JMJ-79






Fidelidad

Del O.R. del 21 de marzo de 1971 / n. 116/ p.12

Fidelidad

Eduardo F. PIRONIO

Obispo Secretario General del CELAM

 

El discípulo de Cristo se define precisamente por la fidelidad (es “el fiel”).

Un examen sobre la fidelidad –en esta hora difícil que vivimos– debe hacerse a nivel de todo el Pueblo de Dios. Fundamentalmente la pregunta sería esta: ¿somos fieles a Jesucristo? Pero, ¿qué significa ser fieles a Jesucristo? Sobre todo en un momento en que, buscando la autenticidad, se quiebra fácilmente la palabra empeñada. Aun aquella que había sido sellada por lo sagrado…

La fidelidad exige estabilidad en el compromiso. Dios es fiel porque no cambia. Sobre todo, porque cumple sus promesas. Aun en el caso de la infidelidad del hombre. Porque la esencia de Dios es la fidelidad: “Si somos infieles, El permanece fiel, pues no puede negarse a sí mismo” (2 Tim 2,13).

¿Qué significa ser fiel? ¿Fieles a qué? Aquí está el problema.

Sencillamente fieles a “la Palabra de Dios”. “Creer” en ella. Lo cual es realizarla. María fue proclamada feliz porque “creyó” (Lc 1,45). Dijo una vez que sí y nunca se volvió atrás. Entregó su vida a “realizar” la Palabra (Luc 11,28). Así seremos fieles a las exigencias del Señor, al misterio de la Iglesia, a la expectativa de los hombres. En una palabra, seremos fieles al Espíritu.

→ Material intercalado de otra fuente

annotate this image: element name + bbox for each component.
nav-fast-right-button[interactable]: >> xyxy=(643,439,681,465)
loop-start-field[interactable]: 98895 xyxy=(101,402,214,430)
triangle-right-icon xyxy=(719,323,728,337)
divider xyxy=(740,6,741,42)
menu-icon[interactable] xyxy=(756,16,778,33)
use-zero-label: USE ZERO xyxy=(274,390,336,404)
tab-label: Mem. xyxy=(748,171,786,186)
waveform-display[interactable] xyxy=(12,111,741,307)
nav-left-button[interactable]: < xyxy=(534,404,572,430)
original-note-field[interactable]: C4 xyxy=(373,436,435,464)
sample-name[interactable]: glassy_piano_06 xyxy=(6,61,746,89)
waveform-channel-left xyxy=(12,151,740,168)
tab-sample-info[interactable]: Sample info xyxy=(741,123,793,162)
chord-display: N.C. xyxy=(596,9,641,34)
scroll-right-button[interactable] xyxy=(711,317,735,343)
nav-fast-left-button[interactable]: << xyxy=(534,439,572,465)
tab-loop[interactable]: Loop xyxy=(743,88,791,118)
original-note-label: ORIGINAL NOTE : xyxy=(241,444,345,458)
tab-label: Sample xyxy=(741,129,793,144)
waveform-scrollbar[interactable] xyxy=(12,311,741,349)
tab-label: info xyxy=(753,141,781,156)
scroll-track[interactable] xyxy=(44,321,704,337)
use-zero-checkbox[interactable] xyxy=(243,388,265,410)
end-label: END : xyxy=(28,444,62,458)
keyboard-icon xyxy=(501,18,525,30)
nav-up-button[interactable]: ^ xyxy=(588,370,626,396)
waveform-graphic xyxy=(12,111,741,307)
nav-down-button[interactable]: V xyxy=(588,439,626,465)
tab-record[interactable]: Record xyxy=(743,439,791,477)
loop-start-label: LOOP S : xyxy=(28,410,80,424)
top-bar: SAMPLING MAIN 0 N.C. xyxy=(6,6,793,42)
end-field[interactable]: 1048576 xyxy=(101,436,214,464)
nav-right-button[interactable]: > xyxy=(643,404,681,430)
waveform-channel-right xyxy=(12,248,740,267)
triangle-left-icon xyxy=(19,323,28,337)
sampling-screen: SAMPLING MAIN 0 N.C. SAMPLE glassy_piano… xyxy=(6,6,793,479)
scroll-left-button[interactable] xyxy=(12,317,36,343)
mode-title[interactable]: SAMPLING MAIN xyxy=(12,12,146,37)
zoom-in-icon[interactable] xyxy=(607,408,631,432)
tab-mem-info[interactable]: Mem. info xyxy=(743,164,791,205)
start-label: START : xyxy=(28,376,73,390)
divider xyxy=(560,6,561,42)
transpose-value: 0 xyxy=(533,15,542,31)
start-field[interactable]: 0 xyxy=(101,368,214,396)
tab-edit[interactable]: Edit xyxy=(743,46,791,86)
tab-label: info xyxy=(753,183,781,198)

Decimos con insistencia que hay que ser fieles al Evangelio. Pero ¿qué es el Evangelio? Con frecuencia lo recortamos a nuestro gusto. Así desfiguramos “la Buena Noticia”. Es relativamente fácil cumplir por partes, y según los tiempos, determinadas exigencias de Jesús (tomar, por ejemplo “un día” la cruz “inevitable”). Pero no es tan sencillo ser absolutamente fiel a la totalidad del Evangelio. Sobre todo cuando este Evangelio exige ser vivido a fondo en la generosa inmolación de lo cotidiano…

Hemos de ser fieles a las urgencias de la hora que vivimos. Fieles a la novedad que el Espíritu va engendrando en su Iglesia. Fieles a la angustia de los hombres y a la esperanza de la historia. Fieles a la permanente exigencia del mensaje de Cristo: “Ya ha llegado el tiempo. El Reino de Dios está muy cerca. Convertíos y creed en la Buena Noticia” (Mc 1,15).

Será la permanente y silenciosa fidelidad al Dios de las promesas que hoy irrumpe entre nosotros –en la desconcertante historia de nuestros pueblos jóvenes– por la potencia recreadora de su Espíritu. Esa misma fidelidad a Dios y su único designio salvífico –fidelidad a sus mandamientos– hará que los hombres reencuentren su fidelidad perdida. “Muchos hombres se dicen piadosos; pero un hombre fiel, ¿quién lo encontrará?” (Prov 20,6).

Como en María, la fidelidad supone una sencilla actitud de fe, una gran seguridad en Aquel para Quien nada es imposible y una total disponibilidad para Quien tiene derecho a solicitarlo todo.